For taking legal tax deductions Trump has attracted mountains of criticism from his betters, who somehow twist this into meaning he doesn’t care about the country, or the military and dozens of other things. But the hundreds or thousands of people that work in his businesses do pay taxes, and that is significant.

And, yes, it was Donald Trump who managed to anger his primary opponents and many Americans with his petulant personal attacks of those who opposed and challenged him. His far-from-perfect manner leaves much to be desired, and his locker room vulgarity, spoken in private 11 years ago, really got people fired up. But if some rapper had used those same words as lyrics, it’d be #1 on Billboard.

Apparently, it’s a more serious offense to say things that offend someone than to put national interests at risk, to lose $6 billion of State Department funds and generally fail to competently run the agency you’ve been entrusted to run, and make millions giving $250,000 secret-content speeches to Wall Street banks that you publicly criticize. By virtue of merely having been elected a U.S. Senator and appointed as a cabinet secretary, you are thus qualified to be president, even if the best you did in those positions was inconsequential or harmful.
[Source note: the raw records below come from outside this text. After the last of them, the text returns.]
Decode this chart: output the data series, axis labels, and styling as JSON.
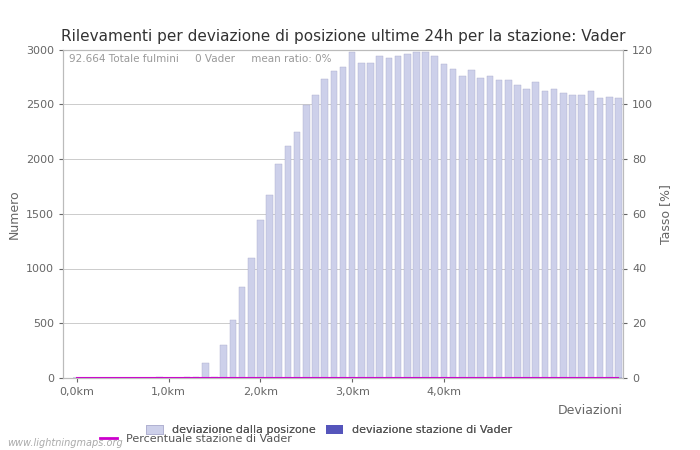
{
  "title": "Rilevamenti per deviazione di posizione ultime 24h per la stazione: Vader",
  "xlabel": "Deviazioni",
  "ylabel_left": "Numero",
  "ylabel_right": "Tasso [%]",
  "annotation": "92.664 Totale fulmini     0 Vader     mean ratio: 0%",
  "bar_color_light": "#cdd0ea",
  "bar_color_dark": "#5555bb",
  "bar_edge_color": "#aaaacc",
  "line_color": "#cc00cc",
  "ylim_left": [
    0,
    3000
  ],
  "ylim_right": [
    0,
    120
  ],
  "yticks_left": [
    0,
    500,
    1000,
    1500,
    2000,
    2500,
    3000
  ],
  "yticks_right": [
    0,
    20,
    40,
    60,
    80,
    100,
    120
  ],
  "background_color": "#ffffff",
  "grid_color": "#cccccc",
  "watermark": "www.lightningmaps.org",
  "title_fontsize": 11,
  "axis_fontsize": 9,
  "tick_fontsize": 8,
  "bar_values": [
    2,
    1,
    1,
    1,
    1,
    2,
    1,
    2,
    3,
    5,
    3,
    4,
    5,
    8,
    140,
    10,
    300,
    530,
    830,
    1100,
    1440,
    1670,
    1950,
    2120,
    2250,
    2490,
    2580,
    2730,
    2800,
    2840,
    2980,
    2880,
    2880,
    2940,
    2920,
    2940,
    2960,
    2980,
    2980,
    2940,
    2870,
    2820,
    2760,
    2810,
    2740,
    2760,
    2720,
    2720,
    2680,
    2640,
    2700,
    2620,
    2640,
    2600,
    2580,
    2580,
    2620,
    2560,
    2570,
    2560
  ],
  "vader_values": [
    0,
    0,
    0,
    0,
    0,
    0,
    0,
    0,
    0,
    0,
    0,
    0,
    0,
    0,
    0,
    0,
    0,
    0,
    0,
    0,
    0,
    0,
    0,
    0,
    0,
    0,
    0,
    0,
    0,
    0,
    0,
    0,
    0,
    0,
    0,
    0,
    0,
    0,
    0,
    0,
    0,
    0,
    0,
    0,
    0,
    0,
    0,
    0,
    0,
    0,
    0,
    0,
    0,
    0,
    0,
    0,
    0,
    0,
    0,
    0
  ],
  "n_bars": 60,
  "km_per_bar": 0.1,
  "x_tick_km": [
    0,
    1,
    2,
    3,
    4
  ],
  "x_tick_labels": [
    "0,0km",
    "1,0km",
    "2,0km",
    "3,0km",
    "4,0km"
  ],
  "legend_label_light": "deviazione dalla posizone",
  "legend_label_dark": "deviazione stazione di Vader",
  "legend_label_line": "Percentuale stazione di Vader"
}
Strangely, people are more offended by Trump’s words than Hillary Clinton’s vicious attacks on her hubby’s numerous sexual victims and conquests, her position on coal mining and the Supreme Court, and her comments supporting open borders, spoken in a private $250,000 speech.

What Trump said that hurt someone’s feelings or shocked their sensibilities is worse to many than that Clinton put personal convenience ahead of national security and failed to protect State Department personnel who were in harms way.

Voters must put their hurt feelings aside, adjust their perspective and focus on the serious issues confronting the next president. They must understand that Clinton’s hubris already put national security at risk, and she will continue Obama’s dangerous, destructive, and unconstitutional policies.